週刊シネママガジン特別企画名言集ロン・ハワードの言葉

ロン・ハワードの言葉

ロン・ハワード

つらい決断だったけど、カットしたおかげで全体の流れは良くなった。ただ父に電話するのはきまずかったよ。頑張ってくれたからね。これが映画界だ。僕は子供の頃から父に映画界の厳しさを教わってきた。だから父は事情を快く理解してくれたよ。
(父の出たシーンをカットしたことについて)

 

<解説>
 よくDVDの特典映像で、カットシーンが収録されていることがある。純粋な映画ファンなら「カットシーンなんか見たくねえよ」と言うかもしれない。たしかに映画を見る上で不要なシーンをあえて見るほどのことでもないだろう。しかし「どうしてカットしたのか」、その理由を考えることで、より深く映画の本質を知ることができる。とくに監督による音声解説付きならば、はっきりとした理由までわかっているのだから、興味深い研究材料になる。

 映画監督のロン・ハワードは、「ビューティフル・マインド」でかなり多くのシーンをカットした。どれも絵的に素晴らしく、内容的にも重要なシーンばかり。それなのにどうしてカットしたのか、理由を聞くと、なるほどとうならせる。たんに上映時間の関係でカットしたわけではない。映画全体のテンポを考えてみて、そのシーンがどんなに重要でも、テンポを乱すようならば削除することも大切である。
 例えば、気に入ったシーンでも、意味的に重複しているシーンがあるのなら白けてしまう。意味が同じなら、どちらか一方を省略したとしても問題はない。一方をカットすれば、その結果、もう一方のシーンが引き立つことになる。

 ロン・ハワードは、自分の父親を映画に出演させているが、父のシーンはかなり重要だったにも関わらず、真っ先に削除した。
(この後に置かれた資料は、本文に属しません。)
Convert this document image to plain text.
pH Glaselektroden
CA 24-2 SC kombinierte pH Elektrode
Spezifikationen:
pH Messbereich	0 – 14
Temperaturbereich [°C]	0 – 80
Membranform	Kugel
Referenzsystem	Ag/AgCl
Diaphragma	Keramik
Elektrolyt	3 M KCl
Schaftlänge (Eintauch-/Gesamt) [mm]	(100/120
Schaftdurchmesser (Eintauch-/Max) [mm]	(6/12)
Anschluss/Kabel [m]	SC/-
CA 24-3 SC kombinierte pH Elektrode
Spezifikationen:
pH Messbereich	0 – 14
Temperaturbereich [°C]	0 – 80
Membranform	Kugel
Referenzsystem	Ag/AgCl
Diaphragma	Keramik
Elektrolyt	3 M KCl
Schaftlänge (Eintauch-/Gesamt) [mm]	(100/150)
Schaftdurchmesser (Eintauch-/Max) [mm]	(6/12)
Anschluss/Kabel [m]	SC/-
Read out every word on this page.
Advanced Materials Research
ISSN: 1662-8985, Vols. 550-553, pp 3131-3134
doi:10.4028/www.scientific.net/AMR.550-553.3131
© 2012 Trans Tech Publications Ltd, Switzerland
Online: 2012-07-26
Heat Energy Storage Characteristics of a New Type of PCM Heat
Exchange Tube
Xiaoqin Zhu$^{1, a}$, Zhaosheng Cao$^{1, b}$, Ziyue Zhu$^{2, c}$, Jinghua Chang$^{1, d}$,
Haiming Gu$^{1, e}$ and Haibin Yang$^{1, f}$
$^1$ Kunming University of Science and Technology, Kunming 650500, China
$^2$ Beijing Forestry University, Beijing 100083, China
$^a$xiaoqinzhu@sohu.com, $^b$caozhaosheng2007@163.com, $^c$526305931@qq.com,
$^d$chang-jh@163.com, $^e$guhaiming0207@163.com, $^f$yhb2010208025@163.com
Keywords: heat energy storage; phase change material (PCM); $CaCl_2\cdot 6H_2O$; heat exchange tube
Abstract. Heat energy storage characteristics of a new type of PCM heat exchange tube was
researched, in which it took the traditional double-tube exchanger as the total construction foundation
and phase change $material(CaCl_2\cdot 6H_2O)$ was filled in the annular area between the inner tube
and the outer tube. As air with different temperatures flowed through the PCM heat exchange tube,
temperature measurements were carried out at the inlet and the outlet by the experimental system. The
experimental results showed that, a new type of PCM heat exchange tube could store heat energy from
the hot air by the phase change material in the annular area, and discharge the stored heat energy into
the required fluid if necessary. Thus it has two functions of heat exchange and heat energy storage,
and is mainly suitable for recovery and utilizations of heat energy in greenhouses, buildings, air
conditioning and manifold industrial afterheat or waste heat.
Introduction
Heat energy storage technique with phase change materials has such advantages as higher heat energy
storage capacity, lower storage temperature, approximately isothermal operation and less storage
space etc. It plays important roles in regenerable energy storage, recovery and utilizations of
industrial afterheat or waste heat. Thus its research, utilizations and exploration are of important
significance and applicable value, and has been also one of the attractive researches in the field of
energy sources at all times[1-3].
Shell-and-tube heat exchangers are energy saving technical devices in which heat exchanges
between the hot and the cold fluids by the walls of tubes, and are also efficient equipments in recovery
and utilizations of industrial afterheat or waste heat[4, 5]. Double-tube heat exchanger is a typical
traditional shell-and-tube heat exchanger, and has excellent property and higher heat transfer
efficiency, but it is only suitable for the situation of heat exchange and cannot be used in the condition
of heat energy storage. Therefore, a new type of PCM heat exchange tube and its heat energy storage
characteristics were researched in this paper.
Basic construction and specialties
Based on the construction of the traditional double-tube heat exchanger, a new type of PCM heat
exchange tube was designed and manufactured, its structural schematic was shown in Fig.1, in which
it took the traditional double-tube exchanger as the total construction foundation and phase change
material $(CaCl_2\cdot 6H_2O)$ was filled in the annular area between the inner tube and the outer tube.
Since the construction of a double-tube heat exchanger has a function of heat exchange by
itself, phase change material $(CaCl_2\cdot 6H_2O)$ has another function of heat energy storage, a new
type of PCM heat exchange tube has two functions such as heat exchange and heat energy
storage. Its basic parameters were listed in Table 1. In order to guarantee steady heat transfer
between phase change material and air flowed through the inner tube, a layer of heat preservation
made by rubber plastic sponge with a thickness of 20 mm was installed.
そのシーンを入れると、映画が説明的になってしまうからだ。父親は迫真の演技だっただけに、ハワードは電話でカットしたことを伝えるのがつらかったが、これも映画をよりよくするためだ。
 せっかくスタッフと役者が頑張っても、第一優先は映画の質。不必要なシーンは容赦なく削ぎ落としていかなければならない。ほとんどのシーンは日の目を見ることなく葬られる。用意された材料の100%すべてを生かすことはできない。犠牲があって本質が際立つ。これがショービジネスというものである。